Henrietta Moraes doesn't understand why she has always been popular but she is clear about the sweets of the world. 'I want two puddings.' So first she had a baked toffee pie and then a big dish of ice-cream spiced with ginger.
She gave up her extravagant reliance on drink and drugs five years ago, only to find that her cleansed-out body was diabetic. 'That wasn't fair.' So once a week she has a tiny binge on sugary things, evidence of a personality that has never liked half-measures.
Life has perhaps not been fair to Henrietta but she has also had luck. She could have died in the gutter or been killed by a dealer. She could have spent a lot more time in Holloway but served only three months. Obviously she owes a lot to the kind, stern doctor who got her off the booze and pills just in time. And were it not for this rescue Henrietta Moraes would not have discovered that she is a natural writer. Like many such guileless authors, she instinctively knows that it's best to leave out things that are hard to explain. So Henrietta, her autobiography, is lucid, comic, full of gaps, doesn't ramble and has a kind of innocence.
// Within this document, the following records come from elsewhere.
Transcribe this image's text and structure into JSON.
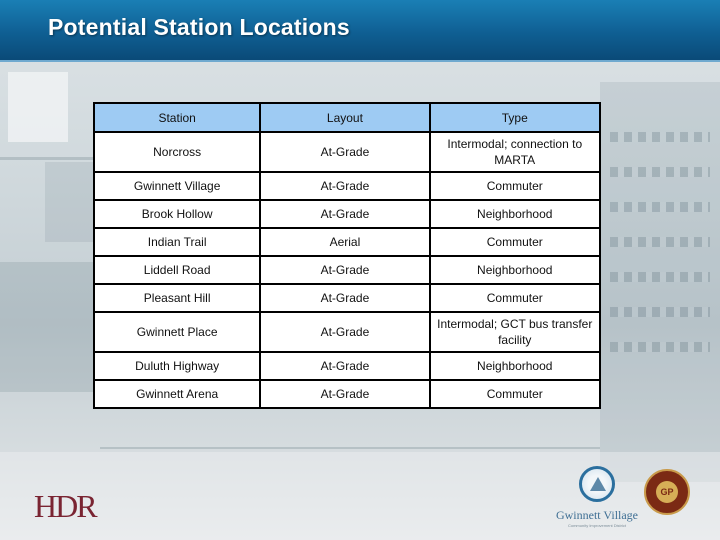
{
  "slide": {
    "title": "Potential Station Locations"
  },
  "table": {
    "headers": [
      "Station",
      "Layout",
      "Type"
    ],
    "rows": [
      {
        "station": "Norcross",
        "layout": "At-Grade",
        "type": "Intermodal; connection to MARTA"
      },
      {
        "station": "Gwinnett Village",
        "layout": "At-Grade",
        "type": "Commuter"
      },
      {
        "station": "Brook Hollow",
        "layout": "At-Grade",
        "type": "Neighborhood"
      },
      {
        "station": "Indian Trail",
        "layout": "Aerial",
        "type": "Commuter"
      },
      {
        "station": "Liddell Road",
        "layout": "At-Grade",
        "type": "Neighborhood"
      },
      {
        "station": "Pleasant Hill",
        "layout": "At-Grade",
        "type": "Commuter"
      },
      {
        "station": "Gwinnett Place",
        "layout": "At-Grade",
        "type": "Intermodal; GCT bus transfer facility"
      },
      {
        "station": "Duluth Highway",
        "layout": "At-Grade",
        "type": "Neighborhood"
      },
      {
        "station": "Gwinnett Arena",
        "layout": "At-Grade",
        "type": "Commuter"
      }
    ]
  },
  "logos": {
    "hdr": "HDR",
    "gwinnett_village": "Gwinnett Village",
    "gwinnett_village_tagline": "Community Improvement District",
    "gwinnett_place": "GP"
  },
  "colors": {
    "title_bar": "#0f5f93",
    "table_header": "#9ecbf3",
    "hdr_logo": "#7a2432"
  }
}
She was born Audrey Wendy Abbott in India 63 years ago. Her father went off somewhere and she was cared for, after a fashion, by relatives in Britain. A grandmother beat her while her mother and aunt looked on. 'It was my birthday.' There was a succession of girls' schools. She learnt to ride and found out that she was clever. Then she went to Paris, drank a lot and started to dominate parties. 'I didn't know how people behaved, so I just did as I wished, probably the best thing to do anyway.'
She became part of bohemian London around 1950, via jazz clubs and work as a model at Camberwell and Chelsea art schools. At the age of 19 she moved in with a small-time film director who gave her the name Henrietta. They lived in Soho, and made a routine of visits to the Cafe Torino, the French Pub and the Gargoyle Club. Suddenly she met 'everyone' - Cyril Connolly, Francis Wyndham, Brian Howard, Philip Toynbee, Humphrey Slater, 'Johnny Minton and 20 sailors' - and became especially friendly with a couple of artists who were to paint her many times. They were Lucian Freud and Francis Bacon.
The best models bewitch artists through personality as much as looks.
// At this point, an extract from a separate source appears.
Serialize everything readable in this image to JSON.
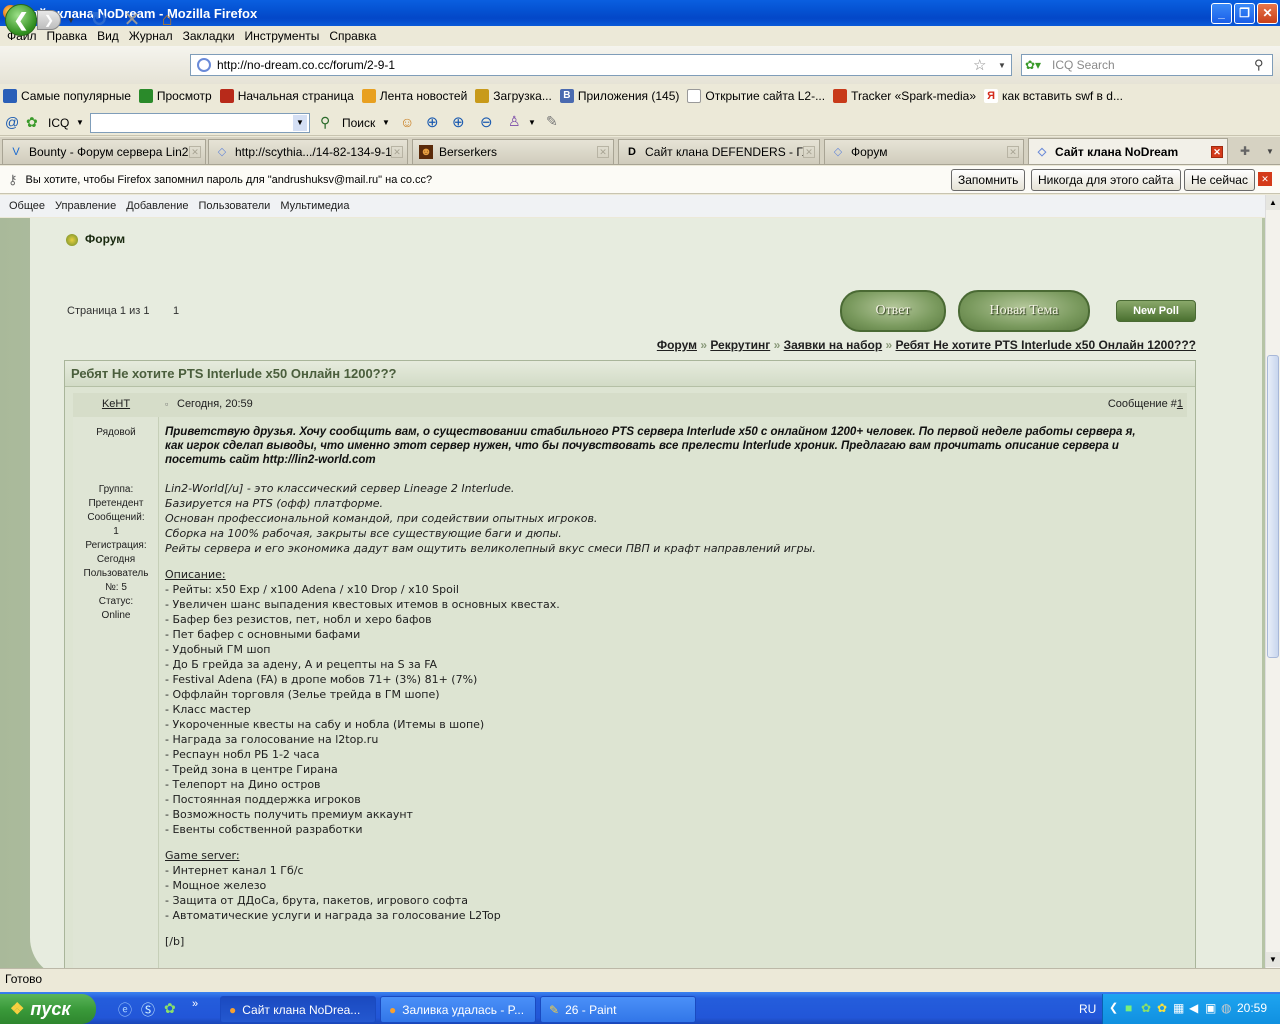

Obviously Bacon and Freud found her fascinating, clothes on or off. It's not simply that she's unconventional, funny, a good talker. Bacon didn't really need models and painted Henrietta via dirty photographs taken by John Deakin. Freud, a more visual artist, could not take his eyes off her. He was far and away the most interesting man she ever met, Henrietta recalls, and this caused a bit of trouble with her film-director husband.
Henrietta talks about her marriages as though they were moderately amusing escapades of little interest to anyone else. The actor Norman Bowler (of Emmerdale Farm) is the father of her two children. She has her present surname from the Indian poet Dom Moraes, whom she met at David Archer's bookshop in Greek Street. He was an Oxford undergraduate, but successful, winning the Hawthornden Prize for A Beginning. Does she have any contact with Moraes, now living in Bombay? 'None.' But 'we became lovers and remained lovers for 10 years.'
Those were the days before hippiedom. Many bohemian memoirs hardly stray from Soho. Henrietta's book tells how she became part of the drug scene and went on the long treks, beloved by hippies, to the Celtic lands of the West Country, Wales and Ireland. When it describes such things the book becomes rueful and frightening. Henrietta was very deep into drugs. She wouldn't touch heroin because she had lived with the jazzman Phil Seamon and had seen what it did to him. Her preferences were for 'lots of amphetamines, darling, washed down with bottles of wine during the day. Hashish I still miss, but it's such an evening drug'. (Heads turn in the restaurant.) Though she didn't know it, Henrietta was suffering from acute amphetamine psychosis. 'Burglary became my obsession, cat burglary.' It helped her drug habit to steal but she recalls that the thrill of breaking into people's houses - 'tiptoeing through an occupied bedroom, and making off with a couple of bathroom towels' - was its own reward, so to speak. She wasn't very competent, hence the spell in Holloway. And then came the injections of Methedrine and the almost final descent.
Today she lives in a little room in Edith Grove, Chelsea, with her dog Max.
She goes to AA meetings four nights a week and, in another little room lent by a friend, writes two hours a day. Doing the autobiography enabled her to see how she could form short stories. So maybe she should have been writing all her life. What fun it would be if she became a literary figure rather than being renowned as a model. Everyone would have to buy her puddings] 'Henrietta' is published on Thursday by Hamish Hamilton (pounds 16.99, hardback).